CPU times: total: 31.2 ms
Wall time: 63.2 ms


DataFrame[currency: string, txn_count: bigint, avg_len: double]

Execution time should be small.
Spark UI -> Jobs tab
Expect: no new job yet.


In [55]:
%%time

# Action triggers execution
pipeline.show()

+--------+---------+------------------+
|currency|txn_count|           avg_len|
+--------+---------+------------------+
|     USD|   899163|18.633907311577545|
+--------+---------+------------------+

CPU times: total: 0 ns
Wall time: 979 ms


Execution time will be higher.
Spark UI -> Jobs tab
Expect: a new job appears with multiple stages.

NB: groupBy + agg shuffles once, and orderBy can use that already-partitioned output instead of reshuffling again.

## Topic 4 - Client Mode vs. Cluster Mode

### What you are running right now

**Client mode**

- The driver runs on your local machine (your Jupyter kernel process)
- Executors run on the cluster worker nodes
- Spark UI is exposed on your machine (http://localhost:4040)
- If you stop your notebook or kill the process, the job stops (driver dies)
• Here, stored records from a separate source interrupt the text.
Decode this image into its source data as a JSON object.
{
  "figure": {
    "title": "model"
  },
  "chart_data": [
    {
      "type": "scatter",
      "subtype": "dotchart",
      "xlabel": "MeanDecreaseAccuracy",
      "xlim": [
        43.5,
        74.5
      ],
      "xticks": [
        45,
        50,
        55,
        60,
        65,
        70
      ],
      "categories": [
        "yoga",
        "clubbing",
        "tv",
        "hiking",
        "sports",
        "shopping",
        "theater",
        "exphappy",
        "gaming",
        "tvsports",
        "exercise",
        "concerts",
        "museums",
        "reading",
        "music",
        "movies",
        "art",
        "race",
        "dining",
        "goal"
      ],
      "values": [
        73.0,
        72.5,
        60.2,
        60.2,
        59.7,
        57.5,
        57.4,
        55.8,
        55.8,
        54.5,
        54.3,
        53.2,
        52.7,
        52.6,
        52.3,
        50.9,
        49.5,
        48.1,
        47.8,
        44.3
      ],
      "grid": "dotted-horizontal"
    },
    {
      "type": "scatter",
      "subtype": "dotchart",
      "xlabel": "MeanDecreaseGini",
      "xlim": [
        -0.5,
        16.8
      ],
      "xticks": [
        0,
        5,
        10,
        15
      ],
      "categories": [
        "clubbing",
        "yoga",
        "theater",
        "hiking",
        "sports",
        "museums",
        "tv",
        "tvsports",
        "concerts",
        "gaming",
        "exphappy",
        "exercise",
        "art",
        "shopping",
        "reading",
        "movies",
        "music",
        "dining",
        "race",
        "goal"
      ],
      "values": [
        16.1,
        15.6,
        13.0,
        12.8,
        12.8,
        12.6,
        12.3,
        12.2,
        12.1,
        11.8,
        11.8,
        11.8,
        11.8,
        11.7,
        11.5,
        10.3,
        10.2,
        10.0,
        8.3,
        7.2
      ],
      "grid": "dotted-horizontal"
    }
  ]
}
Used for interactive work, notebooks, debugging.

**Cluster mode**

- The driver runs inside the cluster (on one of the nodes)
- Executors run on the cluster worker nodes 
- Spark UI is hosted on the driver node in the cluster
- The job continues even if your local machine disconnects

Used for production workloads and spark-submit jobs.

## Key Takeaways

**Job** - Created by each action. One `count()` / `show()` / `write` = one job.
**Stage** - A chunk of work between shuffle boundaries. N shuffles -> N+1 stages.
**Task** - Smallest unit of work - one task per partition per stage.
**Narrow transformation** - Partition-local (filter, select, map). Pipelined within a stage, no shuffle.
**Wide transformation** - Requires shuffle (groupBy, join, repartition). Creates a new stage.
**Lazy evaluation** - Transformations build a DAG. Only actions trigger execution. Enables whole-plan optimization.
**Client mode** - Driver on your machine. Use for notebooks / interactive work.
**Cluster mode** - Driver on a cluster node. Use for production `spark-submit` jobs.

Spark UI is the fastest way to understand what happened after an action:
- Jobs tab -> jobs and durations
- Stages tab -> stages per job, shuffle read/write
- Stage detail -> task count, duration spread, skew signals